Even though it feels like prime numbers are very rare, and so this sum would be finite (same intuition, say for the sum with only square numbers). However, turns out that this intuition is false, and despite their apparent scarcity, prime numbers are frequent enough to cause this sum to diverge.

Even more surprisingly is how this sum grows. Turns out that not only the sum diverges, but it has double logarithmic growth, that is growth like ln(ln(x)). If you sum 1/p over all prime numbers p that are below some number n, that sum will be approximately ln(ln(n)). Like before with the harmonic series, the gap between this sum and ln(ln(n)) too approaches a certain value, named the **Meissel-Mertens constant** (equal to approximately 0.2615)

One final surprising fact: We call pairs of prime numbers **twin primes** if they differ by two. For example 3 and 5 are twin primes, and so are 17 and 19. Now what happens when you sum 1/p over all twin primes (including duplicates)? Well turns out that this sum is indeed finite (this fact is called **Brun’s Theorem**), unlike the previous sum. However, what’s interesting is that we don’t know a lot about twin primes, most importantly if there are even infinitely many of them, a question dating to ancient times. Despite this, we do know that this sum does converge! It would be a bit funny if it turns out there are only finitely many twin primes (not very likely), then Brun’s theorem would be kind of useless, as the sum only has a finite number of terms so it obviously finite.

Well I guess at least we know a lot about primes that differ by 3…

**The Erdős Conjecture**

So here is a question, is there a way to tell when the sums from before converge or not, without looking directly at the sum? That is for which sets of positive integers S does the sum of 1/n, where n is in S, diverge and for which it converges?

The great mathematician Paul Erdős conjectured the following criteria: If the sum diverges for a set S, S has arbitrarily long arithmetic progressions.
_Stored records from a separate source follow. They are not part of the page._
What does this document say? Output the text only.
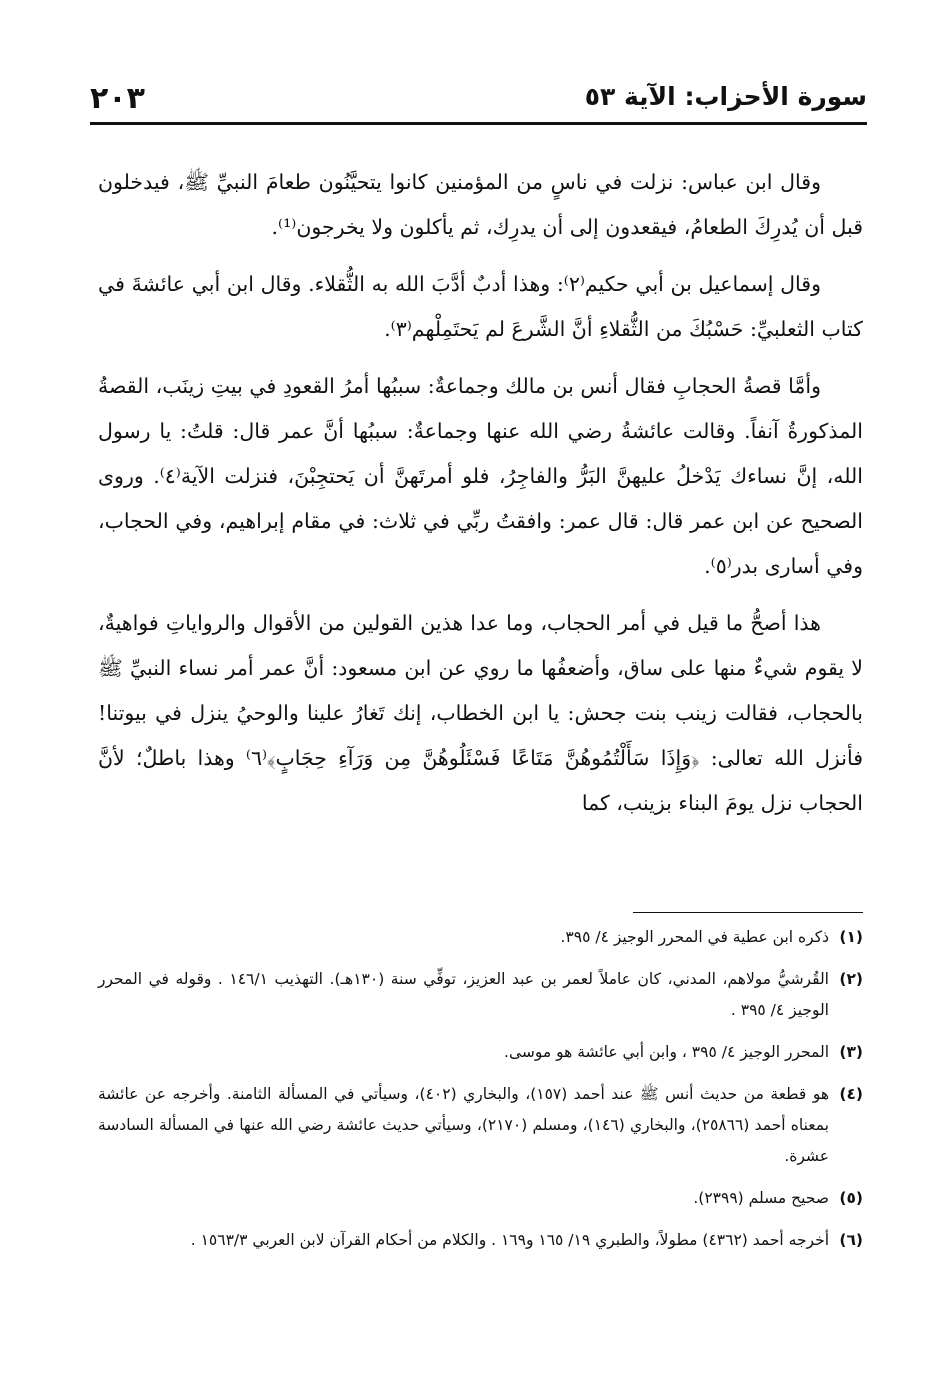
سورة الأحزاب: الآية ٥٣
٢٠٣

وقال ابن عباس: نزلت في ناسٍ من المؤمنين كانوا يتحيَّنُون طعامَ النبيِّ ﷺ، فيدخلون قبل أن يُدرِكَ الطعامُ، فيقعدون إلى أن يدرِك، ثم يأكلون ولا يخرجون⁽¹⁾.

وقال إسماعيل بن أبي حكيم⁽٢⁾: وهذا أدبٌ أدَّبَ الله به الثُّقلاء. وقال ابن أبي عائشةَ في كتاب الثعلبيِّ: حَسْبُكَ من الثُّقلاءِ أنَّ الشَّرعَ لم يَحتَمِلْهم⁽٣⁾.

وأمَّا قصةُ الحجابِ فقال أنس بن مالك وجماعةٌ: سببُها أمرُ القعودِ في بيتِ زينَب، القصةُ المذكورةُ آنفاً. وقالت عائشةُ رضي الله عنها وجماعةٌ: سببُها أنَّ عمر قال: قلتُ: يا رسول الله، إنَّ نساءك يَدْخلُ عليهنَّ البَرُّ والفاجِرُ، فلو أمرتَهنَّ أن يَحتجِبْنَ، فنزلت الآية⁽٤⁾. وروى الصحيح عن ابن عمر قال: قال عمر: وافقتُ ربِّي في ثلاث: في مقام إبراهيم، وفي الحجاب، وفي أسارى بدر⁽٥⁾.

هذا أصحُّ ما قيل في أمر الحجاب، وما عدا هذين القولين من الأقوال والرواياتِ فواهيةٌ، لا يقوم شيءٌ منها على ساق، وأضعفُها ما روي عن ابن مسعود: أنَّ عمر أمر نساء النبيِّ ﷺ بالحجاب، فقالت زينب بنت جحش: يا ابن الخطاب، إنك تَغارُ علينا والوحيُ ينزل في بيوتنا! فأنزل الله تعالى: ﴿وَإِذَا سَأَلْتُمُوهُنَّ مَتَاعًا فَسْئَلُوهُنَّ مِن وَرَآءِ حِجَابٍ﴾⁽٦⁾ وهذا باطلٌ؛ لأنَّ الحجاب نزل يومَ البناء بزينب، كما

(١)
ذكره ابن عطية في المحرر الوجيز ٤/ ٣٩٥.
(٢)
القُرشيُّ مولاهم، المدني، كان عاملاً لعمر بن عبد العزيز، توفِّي سنة (١٣٠هـ). التهذيب ١٤٦/١ . وقوله في المحرر الوجيز ٤/ ٣٩٥ .
(٣)
المحرر الوجيز ٤/ ٣٩٥ ، وابن أبي عائشة هو موسى.
(٤)
هو قطعة من حديث أنس ﷺ عند أحمد (١٥٧)، والبخاري (٤٠٢)، وسيأتي في المسألة الثامنة. وأخرجه عن عائشة بمعناه أحمد (٢٥٨٦٦)، والبخاري (١٤٦)، ومسلم (٢١٧٠)، وسيأتي حديث عائشة رضي الله عنها في المسألة السادسة عشرة.
(٥)
صحيح مسلم (٢٣٩٩).
(٦)
أخرجه أحمد (٤٣٦٢) مطولاً، والطبري ١٩/ ١٦٥ و١٦٩ . والكلام من أحكام القرآن لابن العربي ١٥٦٣/٣ .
That is, for each number L, you can find an arithmetic progression of length L in the set S.

*The opposite is not necessarily true, consider for example the sum:*

$1+1/10+1/11+1/100+1/101+1/102+1/1000+….$

*That is, we go over the powers of ten $10^n$ and start an arithmetic progression of length n there. The resulting series has arbitrarily long arithmetic progressions but still converges*.

This is a very beautiful way to characterize such sets in my view, as it simplifies a complex criteria to a simpler one (although neither is very easy to prove). Unfortunately, as of the writing of this post this conjecture remains unproven. Although something that was proven is for the case where S is the set of prime numbers, this is called the **Green-Tao** theorem.

In fact, going back to twin primes from before, the Green-Tao theorem marks a big progress on proving that there are infinitely many twin primes. Due to help from the Polymath project, it has been proven that there are infinitely many prime numbers that differ by 246! *(this isn’t a factorial)*. Hopefully, both the twin prime theorem and the Erdős conjecture will be proven soon too, or at least in the next 30-50 years that is.

I will end this post with a question to you. Going back to the growth of the harmonic series, which had ln(n) growth, and the sum of reciprocals of primes, which had ln(ln(n)) growth, can you go further think of a series of reciprocals which has a ln(ln(ln(n))) growth?

You have the Erdos conjecture the wrong way around. 1/1+1/10+1/11+1/100+1/101+1/102+1/1000+1/1001+1/1002+1/1003+… Contains arbitrarily long arithmetic progressions, but converges. The tricky question is if a diverging sequence lacks such progressions.

fixed it, thanks!